George Vradenburg, the former executive of AOL, CBS Inc. and Fox Inc. who was a key leader of “Envision” and now the Chesapeake Crescent, explains: It’s just too tough to change behavior of local governments. Why? They instinctively chase commercial jobs for their rich revenue base, and drag their heals on less-tax-lucrative housing opportunities. So housing gets pushed out, with sprawl clogging the roads -- an unsustainable growth pattern. The “tragedy,” Vradenburg adds, is that local leaders know the bad result but simply “can’t change their behaviors.”
So Vradenburg and his colleague Herb Miller, CEO of a development firm that’s built major Washington projects, decided on a radical shift. They approached Virginia Gov. Tim Kaine, Maryland Gov. Martin O’Malley, and D.C. Mayor Adrian Fenty to argue that their total jurisdictions, not just Washington and its immediate environs, need to coalesce for global competitiveness.
The main reason: the jurisdictions’ shared, vital interest in their biggest single employer -- Uncle Sam. In fact, the federal government’s first, second, and third largest employment centers anywhere are in Greater Washington, Baltimore and Norfolk. Federal agencies are having difficulty recruiting people to the region because of congestion and high housing prices.
But if the imaginative new answers are found -- such as creating transit town centers up and down the I-95 corridor, from northeasternmost Maryland to Richmond, Norfolk and the Hampton Roads area in Virginia -- then there’s a chance to create housing that is affordable, commute-accessible to federal work centers, but doesn’t clog the roads further.
Lining up the financing, rail service, and support will be a formidable challenge. But the governors at least grasp the need for new answers. Virginia’s Kaine: “In the 21st century economy, we know that regions, not artificial political boundaries, compete for talent and capital.” Or Maryland’s O’Malley: Government and business together need “to expand our definition of community beyond any one metro area.”
Smart energy innovations can be a big driver of regional competitiveness -- indeed an issue potentially “bigger than the Internet,” says Vradenburg, pointing to global demand as emergent nations drive up oil costs, the national security need to reduce US oil use accelerates, and political pressure mounts to respond to climate change through sharply reduced fossil fuel use.
“Greening” of office buildings with energy retrofits can save $3.6 billion yearly in the immediate Washington area alone.

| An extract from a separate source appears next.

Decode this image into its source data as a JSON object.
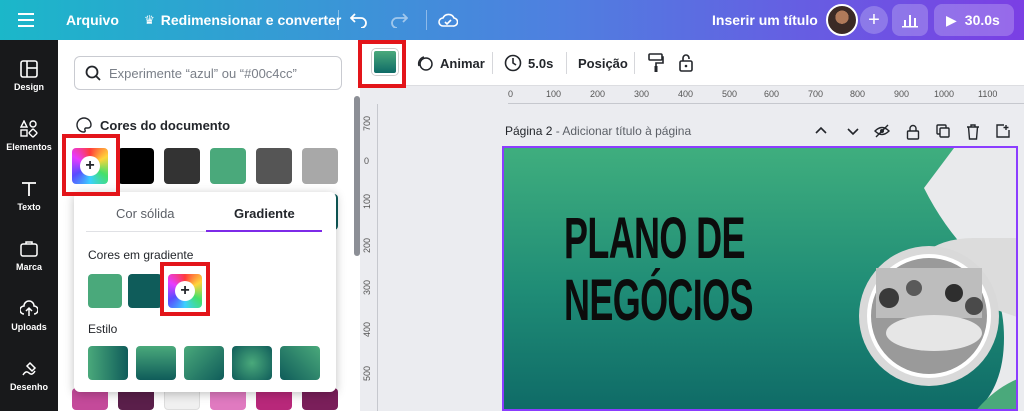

The capital markets firm Hannon Armstrong, in partnership with Virginia Tech and Pepco, a local utility, has committed $500 million to finance private office building energy efficiency programs. The investment will be paid back entirely from the energy savings, with no up-front investment by the owner. The same could be done for government buildings, with immense greenhouse gas emission cuts, notes Vradenburg.
The states could also create big scale economies in combined efforts to capture power from wind off the Chesapeake Bay, or tidal power from the ocean. Or work on shared biofuels generating capacity. Or promote plug-in hybrid vehicles, expected to be commercially available in 2010, with utilities leveling their power load without added carbon emissions. How? By loading power into cars parked at home garages at night, then reverse the flow to withdraw the electricity from the vehicles parked in work-site garages during daytime hours when there’s heavy air-conditioning demand.
The intriguing idea here: applying an entrepreneurial and imaginative mindset to state policy-making. In the process accruing big benefits back to the major metro regions, where the business (and university and technical lab) skills to expand the new ideas are rooted.
Then imagine expanding such approaches to such issues as workforce training (two-thirds of today’s federal workers are baby boomers who will retire in the next decade). Focused regional-based business interest won’t easily solve such challenges. But it can open minds, spark fresh debates, new approaches. Precisely what these challenging times demand.